Specific Requirements in Landlord-to-Tenant Disclosures

One crucial component of the landlord-tenant relationship is the type of information that’s required to be disclosed by the property owner. These include, but are not limited to, any fees that may be refundable to the tenant, identifying any individual who may act on behalf of the landlord in his/her absence, or information regarding how to deal with issues surrounding mold in the property. You can find a full list of disclosure requirements here, to ensure you’ve got all bases covered.

Requirements to Return Security Deposits

Seattle rental laws do not necessarily place any limit on the security deposit amount a landlord can ask for, but they do have statutes of limitation on when the amount must be returned. As such, landlords must return the tenant’s security deposit within 21 days of the move-out date, otherwise the former tenant is authorized to take up the matter in small claims court.

Furthermore, certain disclosures that are required for the deposit need to be clearly written out to be valid in the lease agreement, and have specific reasons for which the security deposit may not be returned in full, or at all, depending on the condition of the property upon the tenant’s moving.

First Come First Serve Law for Tenants

This one is among the newer guidelines that Seattle landlords must follow, stating that those who express valid interest in the property first, also get the first option to rent out the home. In doing so, the “first-come” component is determined based on the date and time the applications were submitted, prioritizing the earliest applications first.
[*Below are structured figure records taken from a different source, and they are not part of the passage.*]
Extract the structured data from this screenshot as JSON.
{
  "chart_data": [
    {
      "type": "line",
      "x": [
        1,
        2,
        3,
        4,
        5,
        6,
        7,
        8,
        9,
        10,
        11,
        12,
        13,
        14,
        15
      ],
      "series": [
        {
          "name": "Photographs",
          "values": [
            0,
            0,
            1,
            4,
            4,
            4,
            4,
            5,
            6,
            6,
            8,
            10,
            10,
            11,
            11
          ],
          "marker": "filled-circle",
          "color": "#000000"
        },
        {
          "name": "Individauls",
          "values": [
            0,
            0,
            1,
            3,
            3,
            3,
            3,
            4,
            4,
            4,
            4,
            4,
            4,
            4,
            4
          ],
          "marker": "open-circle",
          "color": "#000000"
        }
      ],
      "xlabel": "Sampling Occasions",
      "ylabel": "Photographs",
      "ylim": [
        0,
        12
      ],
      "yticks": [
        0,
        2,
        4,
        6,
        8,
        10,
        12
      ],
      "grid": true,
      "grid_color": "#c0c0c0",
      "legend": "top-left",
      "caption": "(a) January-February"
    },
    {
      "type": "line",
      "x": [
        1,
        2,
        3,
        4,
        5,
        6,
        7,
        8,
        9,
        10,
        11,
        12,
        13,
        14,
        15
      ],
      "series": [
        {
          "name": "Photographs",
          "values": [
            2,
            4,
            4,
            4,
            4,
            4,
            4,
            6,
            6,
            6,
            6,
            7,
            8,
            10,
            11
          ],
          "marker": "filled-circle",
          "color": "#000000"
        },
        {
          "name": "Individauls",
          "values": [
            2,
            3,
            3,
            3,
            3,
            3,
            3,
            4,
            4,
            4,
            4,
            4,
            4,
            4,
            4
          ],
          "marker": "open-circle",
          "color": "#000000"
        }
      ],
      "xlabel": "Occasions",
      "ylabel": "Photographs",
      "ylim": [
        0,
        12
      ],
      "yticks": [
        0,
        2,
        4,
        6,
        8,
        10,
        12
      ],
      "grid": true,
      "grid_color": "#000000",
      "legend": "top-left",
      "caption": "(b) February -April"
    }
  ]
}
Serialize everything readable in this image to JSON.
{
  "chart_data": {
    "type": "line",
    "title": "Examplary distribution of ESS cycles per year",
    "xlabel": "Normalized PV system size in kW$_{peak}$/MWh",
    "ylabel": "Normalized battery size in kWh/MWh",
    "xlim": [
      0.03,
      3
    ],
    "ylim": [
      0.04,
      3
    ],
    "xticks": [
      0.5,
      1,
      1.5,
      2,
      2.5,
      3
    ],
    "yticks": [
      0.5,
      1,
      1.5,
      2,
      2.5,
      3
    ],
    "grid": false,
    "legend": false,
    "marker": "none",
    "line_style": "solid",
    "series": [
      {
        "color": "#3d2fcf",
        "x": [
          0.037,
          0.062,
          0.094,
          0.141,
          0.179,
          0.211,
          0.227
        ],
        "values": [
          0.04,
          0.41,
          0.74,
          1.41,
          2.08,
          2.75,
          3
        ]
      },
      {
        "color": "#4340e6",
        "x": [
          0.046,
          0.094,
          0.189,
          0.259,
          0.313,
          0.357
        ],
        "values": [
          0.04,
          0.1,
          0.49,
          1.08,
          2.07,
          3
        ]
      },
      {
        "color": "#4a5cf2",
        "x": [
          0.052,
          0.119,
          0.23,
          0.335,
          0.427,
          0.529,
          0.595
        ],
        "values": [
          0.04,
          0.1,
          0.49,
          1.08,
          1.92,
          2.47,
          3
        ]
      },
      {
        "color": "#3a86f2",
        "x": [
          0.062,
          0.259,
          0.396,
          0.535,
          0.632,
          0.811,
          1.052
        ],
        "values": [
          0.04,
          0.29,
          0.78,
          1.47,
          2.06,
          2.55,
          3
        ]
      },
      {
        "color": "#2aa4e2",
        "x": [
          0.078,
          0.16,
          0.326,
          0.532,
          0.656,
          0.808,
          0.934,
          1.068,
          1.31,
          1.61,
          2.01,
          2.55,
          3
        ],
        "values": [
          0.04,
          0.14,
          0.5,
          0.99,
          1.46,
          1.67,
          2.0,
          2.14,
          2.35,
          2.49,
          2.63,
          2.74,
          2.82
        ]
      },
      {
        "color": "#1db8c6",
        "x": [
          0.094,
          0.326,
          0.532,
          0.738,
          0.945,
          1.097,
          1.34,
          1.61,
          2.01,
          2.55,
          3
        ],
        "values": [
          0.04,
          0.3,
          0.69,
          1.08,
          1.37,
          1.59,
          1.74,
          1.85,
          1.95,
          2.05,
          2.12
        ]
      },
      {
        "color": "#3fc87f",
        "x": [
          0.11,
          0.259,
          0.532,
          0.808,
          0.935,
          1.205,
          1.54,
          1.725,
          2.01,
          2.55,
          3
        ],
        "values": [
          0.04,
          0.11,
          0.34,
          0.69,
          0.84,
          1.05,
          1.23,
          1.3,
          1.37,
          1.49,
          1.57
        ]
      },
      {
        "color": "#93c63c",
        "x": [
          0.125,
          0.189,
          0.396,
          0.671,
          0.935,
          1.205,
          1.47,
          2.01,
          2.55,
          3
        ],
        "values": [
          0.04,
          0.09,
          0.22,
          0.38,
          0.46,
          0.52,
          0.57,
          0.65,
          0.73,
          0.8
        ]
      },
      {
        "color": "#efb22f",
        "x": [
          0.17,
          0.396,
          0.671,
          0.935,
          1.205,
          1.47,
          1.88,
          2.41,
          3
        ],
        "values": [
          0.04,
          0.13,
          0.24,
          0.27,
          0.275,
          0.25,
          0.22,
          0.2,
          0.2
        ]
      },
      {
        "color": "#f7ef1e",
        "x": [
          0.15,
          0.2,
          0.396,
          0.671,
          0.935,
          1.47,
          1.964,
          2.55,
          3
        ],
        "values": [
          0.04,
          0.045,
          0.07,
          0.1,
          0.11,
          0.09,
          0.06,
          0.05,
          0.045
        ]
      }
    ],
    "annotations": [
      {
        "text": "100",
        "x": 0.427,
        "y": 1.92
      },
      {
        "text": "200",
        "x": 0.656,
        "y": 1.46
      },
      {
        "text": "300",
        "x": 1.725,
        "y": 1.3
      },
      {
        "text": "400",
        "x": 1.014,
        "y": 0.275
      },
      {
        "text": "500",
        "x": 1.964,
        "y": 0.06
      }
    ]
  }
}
Local Seattle rental property management companies can be useful in this case, helping landlords keep track of incoming applications from prospective tenants.

Restriction on Landlords Access to Rental Property

The majority of states have laws and guidelines which require a landlord to take certain actions before they are allowed to enter an occupied unit. For the city of Seattle and the broader state of Washington, this includes a two-day notice from the landlord to the tenant regarding intent of entering. However, this law is bypassed by a one-day notice to the tenant in the event that the landlord is showing the property to a new prospective renter.

The above laws, while only a quick overview of some of Seattle’s quirky renter guidelines are an introduction into many things that landlords need to keep tabs on. Whether trying to find the most qualified renter or trying to safeguard your property against unwanted future conflict, it’s crucial for landlords to have a grasp on what is expected of them when renting their properties. This way, the property owner remains within the legal boundaries to protect themselves, and tenants have a clear understanding of the guidelines they must abide by.